Remember that AP headline I noted the other day: "Gay breaks Greene's US record in 100 at trials."

Well, apparently it created a bit of a snafu at a socially conservative Web site. It seems the site likes to run articles from the AP, but since their style guide doesn't accept the term "gay," they auto-correct the stories to substitute "homosexual."

So their headline read: "Homosexual breaks Greene's US record in 100 at trials."

Uh, whoops.

Movie Roundup Continues: 'Wall-E'

We saw "Wall-E" on Saturday. Once again, we got to experience the joy of seeing a children's movie in San Francisco (no children in the theater). I guess I should live this up while I can.

The movie was great -- definitely one of Pixar's best (and I've seen them all, except "Cars"). You really have to appreciate a film that holds your attention and engages your emotions while being almost devoid of any dialogue (especially in the first half).

I'd say the movie's biggest flub was the use of live-action for the parts showing the president (played by Fred Willard).
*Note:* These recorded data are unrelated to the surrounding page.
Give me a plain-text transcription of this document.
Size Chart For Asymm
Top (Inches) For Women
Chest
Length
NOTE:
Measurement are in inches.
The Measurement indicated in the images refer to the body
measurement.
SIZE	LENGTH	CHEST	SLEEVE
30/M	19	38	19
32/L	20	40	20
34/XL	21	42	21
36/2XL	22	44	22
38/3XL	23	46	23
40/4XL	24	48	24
It really clashed with the majesty of the animation, broke tone and took you out of the picture. Ironically, I think they made this artistic choice to keep things consistent: Since every time Wall-E watches a video, such as the movie "Hello, Dolly," he's watching the real thing, not a cartoon. But still, it didn't work.

Also, the sound of the Mac booting up was funny the first time. After three times, it was a little tiresome.

Still, the fact that these were the biggest problems with the movie says a lot: It was almost flawless.